Asset and property division
Our Asset and Property Division Lawyers know that dividing your marital property often means parting with more than half of your assets, some with sentimental value and emotions attached. Lawyers listen carefully to your circumstances and your goals to get the outcomes you want. We create a strategy that guides you towards the best possible outcome for a fair and meaningful property & debt division.
What is asset division
Asset Division under the Family Law Act means that your family assets & debt are often split between you and your ex-partner in a just and equitable manner.
Property includes all assets and debts which are owned by the parties to the relationship whether it be in joint names or just one persons name. Some examples of property include: the family home; cash; bank accounts; jewellery; vehicles; superannuation; businesses; debts (including credit cards, loans, mortgages, and personal debts); and inheritances.
Property is generally what is accumulated during the cohabitation and/or the marriage between the parties. It generally does not include what is accumulated prior to and after cohabitation and/or the marriage. However, this is not always the case and it is important you seek legal advice about your circumstances and what will and won’t be included in the property pool.

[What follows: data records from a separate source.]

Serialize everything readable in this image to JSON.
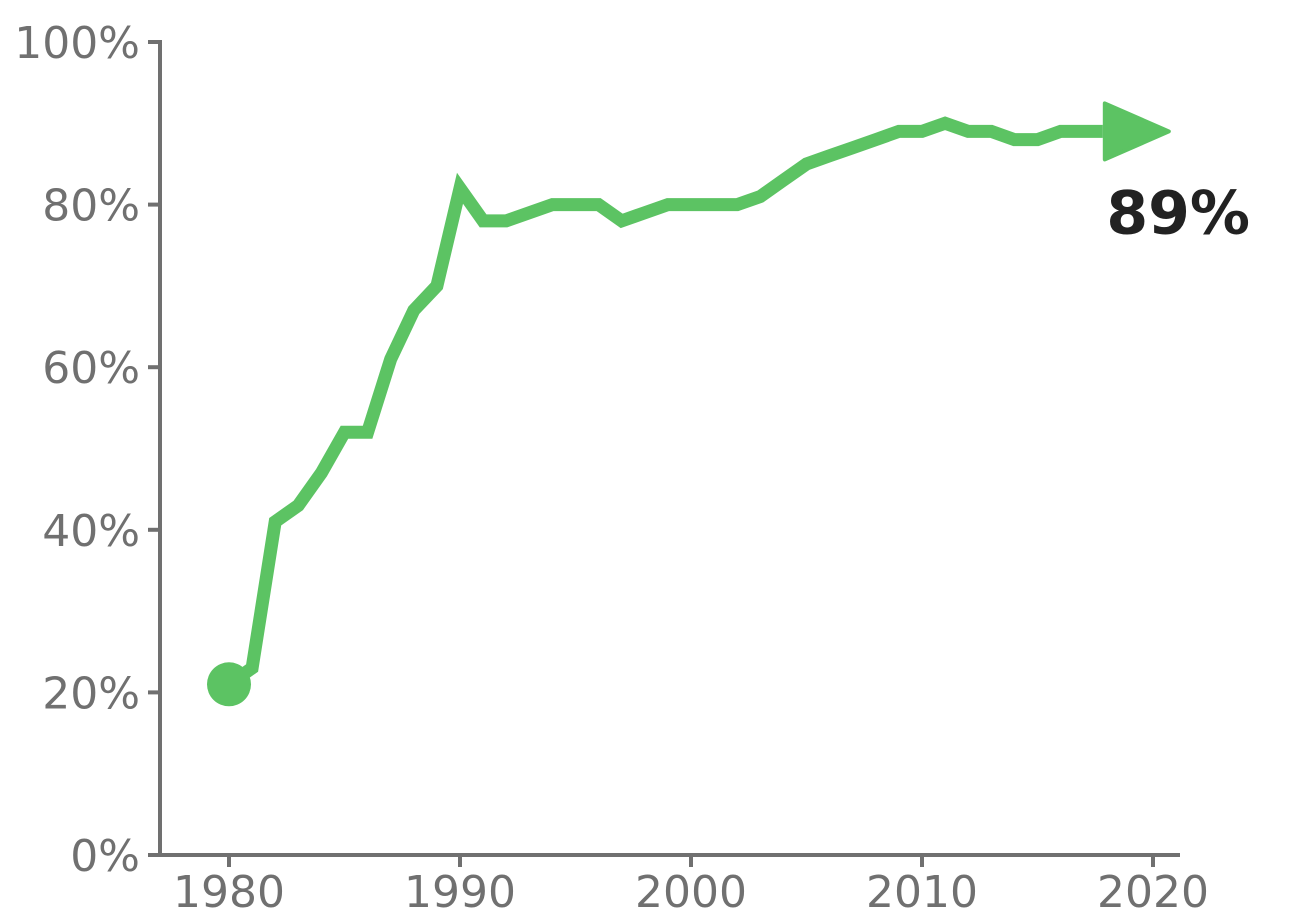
{
  "chart_data": {
    "type": "line",
    "title": "",
    "xlabel": "",
    "ylabel": "",
    "xlim": [
      1977,
      2021
    ],
    "ylim": [
      0,
      100
    ],
    "x_ticks": [
      1980,
      1990,
      2000,
      2010,
      2020
    ],
    "x_tick_labels": [
      "1980",
      "1990",
      "2000",
      "2010",
      "2020"
    ],
    "y_ticks": [
      0,
      20,
      40,
      60,
      80,
      100
    ],
    "y_tick_labels": [
      "0%",
      "20%",
      "40%",
      "60%",
      "80%",
      "100%"
    ],
    "grid": false,
    "line_color": "#5CC363",
    "series": [
      {
        "x": [
          1980,
          1981,
          1982,
          1983,
          1984,
          1985,
          1986,
          1987,
          1988,
          1989,
          1990,
          1991,
          1992,
          1993,
          1994,
          1995,
          1996,
          1997,
          1998,
          1999,
          2000,
          2001,
          2002,
          2003,
          2004,
          2005,
          2006,
          2007,
          2008,
          2009,
          2010,
          2011,
          2012,
          2013,
          2014,
          2015,
          2016,
          2017,
          2018
        ],
        "values": [
          21,
          23,
          41,
          43,
          47,
          52,
          52,
          61,
          67,
          70,
          82,
          78,
          78,
          79,
          80,
          80,
          80,
          78,
          79,
          80,
          80,
          80,
          80,
          81,
          83,
          85,
          86,
          87,
          88,
          89,
          89,
          90,
          89,
          89,
          88,
          88,
          89,
          89,
          89
        ]
      }
    ],
    "end_label": "89%"
  }
}
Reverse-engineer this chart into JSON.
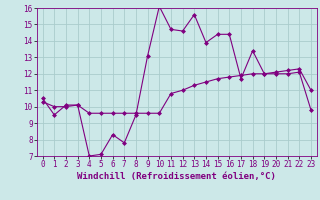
{
  "x": [
    0,
    1,
    2,
    3,
    4,
    5,
    6,
    7,
    8,
    9,
    10,
    11,
    12,
    13,
    14,
    15,
    16,
    17,
    18,
    19,
    20,
    21,
    22,
    23
  ],
  "line1": [
    10.5,
    9.5,
    10.1,
    10.1,
    7.0,
    7.1,
    8.3,
    7.8,
    9.5,
    13.1,
    16.1,
    14.7,
    14.6,
    15.6,
    13.9,
    14.4,
    14.4,
    11.7,
    13.4,
    12.0,
    12.1,
    12.2,
    12.3,
    11.0
  ],
  "line2": [
    10.3,
    10.0,
    10.0,
    10.1,
    9.6,
    9.6,
    9.6,
    9.6,
    9.6,
    9.6,
    9.6,
    10.8,
    11.0,
    11.3,
    11.5,
    11.7,
    11.8,
    11.9,
    12.0,
    12.0,
    12.0,
    12.0,
    12.1,
    9.8
  ],
  "line_color": "#800080",
  "bg_color": "#cce8e8",
  "grid_color": "#aacccc",
  "xlabel": "Windchill (Refroidissement éolien,°C)",
  "ylim": [
    7,
    16
  ],
  "xlim": [
    -0.5,
    23.5
  ],
  "yticks": [
    7,
    8,
    9,
    10,
    11,
    12,
    13,
    14,
    15,
    16
  ],
  "xticks": [
    0,
    1,
    2,
    3,
    4,
    5,
    6,
    7,
    8,
    9,
    10,
    11,
    12,
    13,
    14,
    15,
    16,
    17,
    18,
    19,
    20,
    21,
    22,
    23
  ],
  "xlabel_fontsize": 6.5,
  "tick_fontsize": 5.5
}
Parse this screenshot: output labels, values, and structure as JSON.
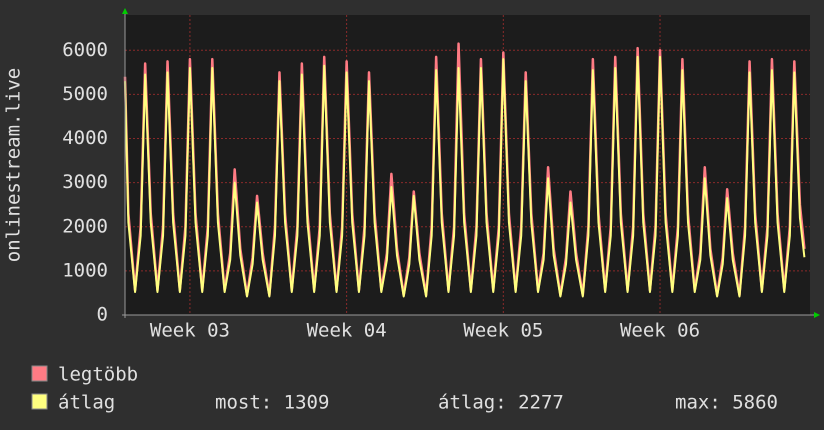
{
  "chart_data": {
    "type": "line",
    "y_label": "onlinestream.live",
    "x": [
      0,
      0.15,
      0.45,
      0.7,
      0.9,
      1.15,
      1.45,
      1.7,
      1.9,
      2.15,
      2.45,
      2.7,
      2.9,
      3.15,
      3.45,
      3.7,
      3.9,
      4.15,
      4.45,
      4.7,
      4.9,
      5.15,
      5.45,
      5.7,
      5.9,
      6.15,
      6.45,
      6.7,
      6.9,
      7.15,
      7.45,
      7.7,
      7.9,
      8.15,
      8.45,
      8.7,
      8.9,
      9.15,
      9.45,
      9.7,
      9.9,
      10.15,
      10.45,
      10.7,
      10.9,
      11.15,
      11.45,
      11.7,
      11.9,
      12.15,
      12.45,
      12.7,
      12.9,
      13.15,
      13.45,
      13.7,
      13.9,
      14.15,
      14.45,
      14.7,
      14.9,
      15.15,
      15.45,
      15.7,
      15.9,
      16.15,
      16.45,
      16.7,
      16.9,
      17.15,
      17.45,
      17.7,
      17.9,
      18.15,
      18.45,
      18.7,
      18.9,
      19.15,
      19.45,
      19.7,
      19.9,
      20.15,
      20.45,
      20.7,
      20.9,
      21.15,
      21.45,
      21.7,
      21.9,
      22.15,
      22.45,
      22.7,
      22.9,
      23.15,
      23.45,
      23.7,
      23.9,
      24.15,
      24.45,
      24.7,
      24.9,
      25.15,
      25.45,
      25.7,
      25.9,
      26.15,
      26.45,
      26.7,
      26.9,
      27.15,
      27.45,
      27.7,
      27.9,
      28.15,
      28.45,
      28.7,
      28.9,
      29.15,
      29.45,
      29.7,
      29.9,
      30.15,
      30.35
    ],
    "xlim": [
      0,
      30.6
    ],
    "xticks": [
      {
        "value": 2.9,
        "label": "Week 03"
      },
      {
        "value": 9.9,
        "label": "Week 04"
      },
      {
        "value": 16.9,
        "label": "Week 05"
      },
      {
        "value": 23.9,
        "label": "Week 06"
      }
    ],
    "ylim": [
      0,
      6800
    ],
    "yticks": [
      0,
      1000,
      2000,
      3000,
      4000,
      5000,
      6000
    ],
    "grid": true,
    "series": [
      {
        "name": "legtöbb",
        "color": "#ff7b84",
        "values": [
          5400,
          2300,
          560,
          2000,
          5700,
          2300,
          560,
          2000,
          5750,
          2300,
          560,
          2000,
          5800,
          2300,
          560,
          2000,
          5800,
          2300,
          560,
          1400,
          3300,
          1500,
          450,
          1300,
          2700,
          1400,
          450,
          2000,
          5500,
          2300,
          560,
          2000,
          5700,
          2300,
          560,
          2000,
          5850,
          2300,
          560,
          2000,
          5750,
          2300,
          560,
          2000,
          5500,
          2300,
          560,
          1400,
          3200,
          1500,
          450,
          1300,
          2800,
          1400,
          450,
          2000,
          5850,
          2300,
          560,
          2000,
          6150,
          2300,
          560,
          2000,
          5800,
          2300,
          560,
          2000,
          5950,
          2300,
          560,
          2000,
          5500,
          2300,
          560,
          1400,
          3350,
          1500,
          450,
          1300,
          2800,
          1400,
          450,
          2000,
          5800,
          2300,
          560,
          2000,
          5850,
          2300,
          560,
          2000,
          6050,
          2300,
          560,
          2000,
          6000,
          2300,
          560,
          2000,
          5800,
          2300,
          560,
          1400,
          3350,
          1500,
          450,
          1300,
          2850,
          1400,
          450,
          2000,
          5750,
          2300,
          560,
          2000,
          5800,
          2300,
          560,
          2000,
          5750,
          2500,
          1500
        ]
      },
      {
        "name": "átlag",
        "color": "#ffff80",
        "values": [
          5300,
          2100,
          520,
          1800,
          5450,
          2100,
          520,
          1800,
          5500,
          2100,
          520,
          1800,
          5600,
          2100,
          520,
          1800,
          5600,
          2100,
          520,
          1250,
          3000,
          1350,
          420,
          1150,
          2550,
          1250,
          420,
          1800,
          5300,
          2100,
          520,
          1800,
          5450,
          2100,
          520,
          1800,
          5650,
          2100,
          520,
          1800,
          5500,
          2100,
          520,
          1800,
          5300,
          2100,
          520,
          1250,
          2900,
          1350,
          420,
          1150,
          2700,
          1250,
          420,
          1800,
          5550,
          2100,
          520,
          1800,
          5600,
          2100,
          520,
          1800,
          5600,
          2100,
          520,
          1800,
          5800,
          2100,
          520,
          1800,
          5300,
          2100,
          520,
          1250,
          3100,
          1350,
          420,
          1150,
          2550,
          1250,
          420,
          1800,
          5550,
          2100,
          520,
          1800,
          5600,
          2100,
          520,
          1800,
          5850,
          2100,
          520,
          1800,
          5850,
          2100,
          520,
          1800,
          5550,
          2100,
          520,
          1250,
          3100,
          1350,
          420,
          1150,
          2650,
          1250,
          420,
          1800,
          5500,
          2100,
          520,
          1800,
          5550,
          2100,
          520,
          1800,
          5500,
          2200,
          1309
        ]
      }
    ],
    "stats": [
      "most: 1309",
      "átlag: 2277",
      "max: 5860"
    ]
  }
}
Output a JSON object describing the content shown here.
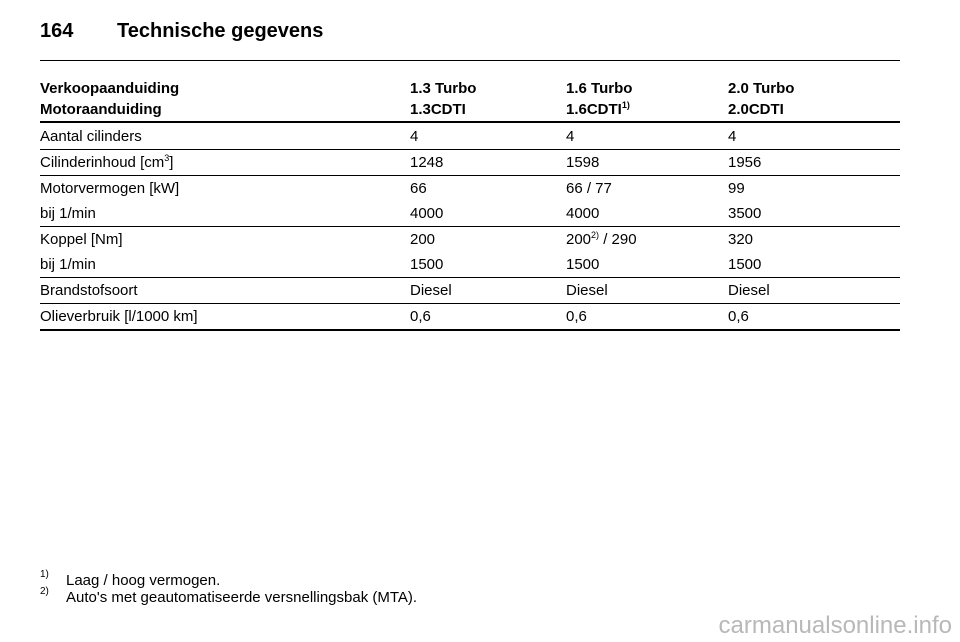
{
  "header": {
    "page_number": "164",
    "title": "Technische gegevens"
  },
  "table": {
    "head": [
      [
        "Verkoopaanduiding",
        "1.3 Turbo",
        "1.6 Turbo",
        "2.0 Turbo"
      ],
      [
        "Motoraanduiding",
        "1.3CDTI",
        {
          "text": "1.6CDTI",
          "sup": "1)"
        },
        "2.0CDTI"
      ]
    ],
    "groups": [
      [
        [
          "Aantal cilinders",
          "4",
          "4",
          "4"
        ]
      ],
      [
        [
          {
            "text": "Cilinderinhoud [cm",
            "sup": "3",
            "after": "]"
          },
          "1248",
          "1598",
          "1956"
        ]
      ],
      [
        [
          "Motorvermogen [kW]",
          "66",
          "66 / 77",
          "99"
        ],
        [
          "bij 1/min",
          "4000",
          "4000",
          "3500"
        ]
      ],
      [
        [
          "Koppel [Nm]",
          "200",
          {
            "text": "200",
            "sup": "2)",
            "after": " / 290"
          },
          "320"
        ],
        [
          "bij 1/min",
          "1500",
          "1500",
          "1500"
        ]
      ],
      [
        [
          "Brandstofsoort",
          "Diesel",
          "Diesel",
          "Diesel"
        ]
      ],
      [
        [
          "Olieverbruik [l/1000 km]",
          "0,6",
          "0,6",
          "0,6"
        ]
      ]
    ]
  },
  "footnotes": [
    {
      "mark": "1)",
      "text": "Laag / hoog vermogen."
    },
    {
      "mark": "2)",
      "text": "Auto's met geautomatiseerde versnellingsbak (MTA)."
    }
  ],
  "watermark": "carmanualsonline.info"
}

How does the court decide how to divide assets and debts
There is no precise formula in dividing your property. The judicial officer assesses every case based on the evidence and decides what is a just and equitable division between the parties.
The general principles in deciding a breakdown of marriage or de facto relationship are:
- What assets and debts do you have and what are their values;
- Considering the direct financial contributions by each party to the relationship such as wages and salary earnings;
- Considering indirect financial contributions by each party such as gifts and inheritances from families;
- Considering non-financial contributions to the relationship such as caring for children and homemaking; and
- future requirements of each party will be considered such as age, health, financial resources, care of children and ability to earn.
The court decides on the asset division based on the values of your assets and property as of the day you reach an agreement. They do not look at the value of your assets on the day you separated or an agreed date between the parties. For example, if you and your ex-partner own real estate, when you separated the value was $500,000. When you come to an agreement it is worth $750,000, the court looks at the current value as of the day you reached an agreement and include this value in the property pool.
Excluded assets and debts
Certain types of assets are excluded under the Family Law Act. Excluded assets generally refers to assets you owned before you married, but may also include inheritance, gifts, injury settlements or awards and insurance payments. However, in some circumstances these may not be excluded and will form part of the property pool.
Time limits for applications for property adjustments
If you were married, you must make an application to the court for property adjustments within 12 months of your divorce becoming final.
If you were in a de facto relationship, you must make an application to the court for property adjustment within 2 years of the relationship breaking down.
If you do not make your application within these time limits, you will need to seek leave of the court. There is no guarantee your application for leave will be granted which means you may be unable to obtain a property adjustment.